Building encryption circuitry for a known encryption application is easy. If the number of channels to be encrypted and authenticated, and data rate of each channel, are known, an appropriate number of lanes of encryption circuitry can be provided. There could be one lane per channel, or if the data rate is higher than the speed of the device, there could be a correspondingly higher number of lanes per channel.
However, if the encryption circuitry is being built for an unknown encryption application—whether as a fixed multi-purpose encryption circuit or as part of a programmable integrated circuit device such as a field-programmable gate array (FPGA) or other programmable logic device (PLD)—then the problem becomes more difficult. Whatever number of lanes may be provided may not easily map to the particular application that a user may attempt to implement.
In one application, a user may need fewer channels than there are lanes. If the data rate is lower than the device speed, that application is trivial; each channel could be encrypted in one lane. But once the number of channels exceeds the number of lanes, or if the data rate exceeds the device speed so that more than one lane is needed per channel, complications can arise.
For example, if there are three lanes and four channels, the four channels will have to be multiplexed onto the three lanes (e.g., by time-division multiplexing). That in itself is not difficult. However, the different channels may have different encryption keys, and even for a given channel the key may change over time. In such a case, for any time slice, the correct key for the correct channel will have to be delivered to the appropriate lane.

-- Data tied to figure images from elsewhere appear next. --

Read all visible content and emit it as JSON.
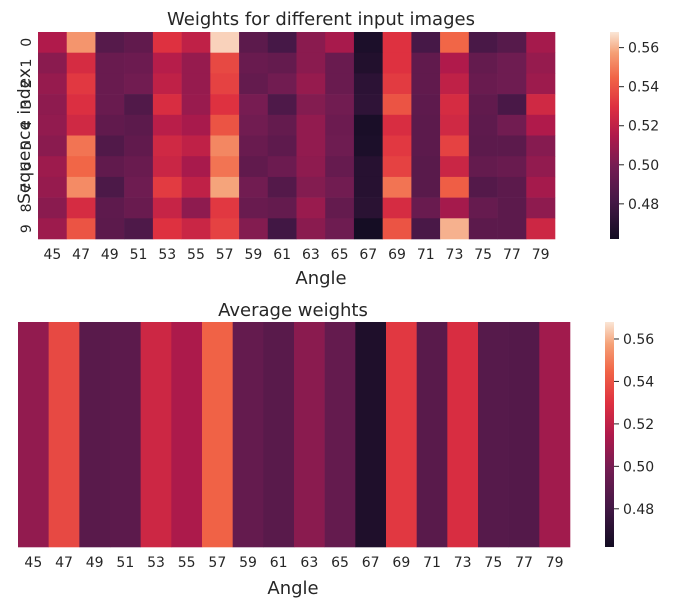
{
  "chart_data": [
    {
      "type": "heatmap",
      "title": "Weights for different input images",
      "xlabel": "Angle",
      "ylabel": "Sequence index",
      "x": [
        "45",
        "47",
        "49",
        "51",
        "53",
        "55",
        "57",
        "59",
        "61",
        "63",
        "65",
        "67",
        "69",
        "71",
        "73",
        "75",
        "77",
        "79"
      ],
      "y": [
        "0",
        "1",
        "2",
        "3",
        "4",
        "5",
        "6",
        "7",
        "8",
        "9"
      ],
      "values": [
        [
          0.515,
          0.555,
          0.488,
          0.492,
          0.53,
          0.52,
          0.565,
          0.49,
          0.482,
          0.505,
          0.513,
          0.466,
          0.53,
          0.482,
          0.545,
          0.483,
          0.488,
          0.512
        ],
        [
          0.505,
          0.527,
          0.495,
          0.496,
          0.517,
          0.508,
          0.537,
          0.495,
          0.493,
          0.505,
          0.495,
          0.468,
          0.53,
          0.492,
          0.515,
          0.493,
          0.497,
          0.508
        ],
        [
          0.508,
          0.532,
          0.495,
          0.498,
          0.52,
          0.508,
          0.535,
          0.493,
          0.498,
          0.508,
          0.495,
          0.472,
          0.533,
          0.492,
          0.52,
          0.495,
          0.497,
          0.51
        ],
        [
          0.506,
          0.529,
          0.495,
          0.486,
          0.528,
          0.509,
          0.53,
          0.5,
          0.485,
          0.503,
          0.498,
          0.473,
          0.54,
          0.491,
          0.527,
          0.492,
          0.483,
          0.525
        ],
        [
          0.507,
          0.525,
          0.492,
          0.49,
          0.518,
          0.513,
          0.54,
          0.498,
          0.493,
          0.507,
          0.496,
          0.465,
          0.528,
          0.49,
          0.525,
          0.491,
          0.498,
          0.515
        ],
        [
          0.505,
          0.548,
          0.486,
          0.492,
          0.525,
          0.52,
          0.552,
          0.495,
          0.491,
          0.507,
          0.497,
          0.466,
          0.532,
          0.49,
          0.535,
          0.49,
          0.49,
          0.504
        ],
        [
          0.51,
          0.545,
          0.492,
          0.495,
          0.523,
          0.513,
          0.548,
          0.492,
          0.496,
          0.506,
          0.494,
          0.47,
          0.535,
          0.489,
          0.523,
          0.493,
          0.495,
          0.507
        ],
        [
          0.508,
          0.553,
          0.484,
          0.497,
          0.533,
          0.52,
          0.558,
          0.498,
          0.487,
          0.503,
          0.498,
          0.47,
          0.548,
          0.489,
          0.543,
          0.487,
          0.49,
          0.512
        ],
        [
          0.505,
          0.527,
          0.491,
          0.495,
          0.522,
          0.506,
          0.532,
          0.495,
          0.493,
          0.509,
          0.493,
          0.471,
          0.527,
          0.495,
          0.512,
          0.494,
          0.49,
          0.506
        ],
        [
          0.51,
          0.54,
          0.49,
          0.485,
          0.53,
          0.523,
          0.535,
          0.503,
          0.48,
          0.505,
          0.497,
          0.463,
          0.54,
          0.483,
          0.56,
          0.49,
          0.49,
          0.524
        ]
      ],
      "colorbar": {
        "ticks": [
          0.48,
          0.5,
          0.52,
          0.54,
          0.56
        ],
        "range": [
          0.462,
          0.568
        ],
        "colormap": "rocket"
      }
    },
    {
      "type": "heatmap",
      "title": "Average weights",
      "xlabel": "Angle",
      "ylabel": "",
      "x": [
        "45",
        "47",
        "49",
        "51",
        "53",
        "55",
        "57",
        "59",
        "61",
        "63",
        "65",
        "67",
        "69",
        "71",
        "73",
        "75",
        "77",
        "79"
      ],
      "values": [
        [
          0.507,
          0.537,
          0.489,
          0.49,
          0.524,
          0.514,
          0.544,
          0.493,
          0.489,
          0.505,
          0.493,
          0.467,
          0.532,
          0.489,
          0.528,
          0.488,
          0.487,
          0.511
        ]
      ],
      "colorbar": {
        "ticks": [
          0.48,
          0.5,
          0.52,
          0.54,
          0.56
        ],
        "range": [
          0.462,
          0.568
        ],
        "colormap": "rocket"
      }
    }
  ]
}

Similarly, it may be necessary to divide each channel among multiple lanes because the data rate exceeds the device speed. If so, the same problem of delivering the correct key to the correct lane at the correct time will arise. In addition, depending on the number of channels and the number of lanes, the actual encryption or authentication operations may not be able to complete within the number of clock cycles between appearances of a particular channel in a particular lane.